Factor 9x+18 using the gcf
To factor 9x + 18 using the greatest common factor (GCF), we first need to find the GCF of the two terms.
The GCF of 9x and 18 is 9.
Next, we divide each term by 9:
9x ÷ 9 = x
18 ÷ 9 = 2
Therefore, we can express 9x + 18 as:
9x + 18 = 9(x + 2)
So, factoring 9x + 18 using the GCF gives 9(x + 2).
To factor 9x+18 using the Greatest Common Factor (GCF) method, we first need to find the GCF of the coefficients 9 and 18.
Step 1: Find the GCF of 9 and 18.
To find the greatest common factor, we list the factors of each number and find the largest factor that appears in both lists:
Factors of 9: 1, 3, 9
Factors of 18: 1, 2, 3, 6, 9, 18
The GCF of 9 and 18 is 9.
Step 2: Divide the terms by the GCF.
In this case, we divide each term, 9x and 18, by the GCF, which is 9:
9x / 9 = x
18 / 9 = 2
Step 3: Write the factored form using the GCF.
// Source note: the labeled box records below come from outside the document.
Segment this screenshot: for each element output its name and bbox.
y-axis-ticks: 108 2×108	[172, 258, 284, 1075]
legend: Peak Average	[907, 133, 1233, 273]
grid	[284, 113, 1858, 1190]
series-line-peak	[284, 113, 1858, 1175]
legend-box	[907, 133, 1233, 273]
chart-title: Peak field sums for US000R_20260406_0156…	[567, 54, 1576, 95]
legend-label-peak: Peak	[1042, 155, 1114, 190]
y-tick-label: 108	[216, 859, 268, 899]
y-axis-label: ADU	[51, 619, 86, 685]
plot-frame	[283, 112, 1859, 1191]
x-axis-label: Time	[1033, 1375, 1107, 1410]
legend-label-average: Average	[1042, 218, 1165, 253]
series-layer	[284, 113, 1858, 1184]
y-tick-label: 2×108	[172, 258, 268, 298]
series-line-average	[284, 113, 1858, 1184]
Since we divided each term by the GCF, the factored form is:
9x+18 = 9(x + 2).
Therefore, the factored form of 9x+18 using the GCF is 9(x+2).
To factor 9x + 18 using the Greatest Common Factor (GCF) method, we need to find the largest common factor of the coefficients, which is 9.
Step 1: Write down the GCF, which is 9:
9(x + 2)
Step 2: Divide each term of the original expression by the GCF:
9x / 9 = x
18 / 9 = 2
Step 3: Rewrite the expression using the factored form:
9x + 18 = 9(x + 2)
So, 9x + 18 can be factored as 9(x + 2).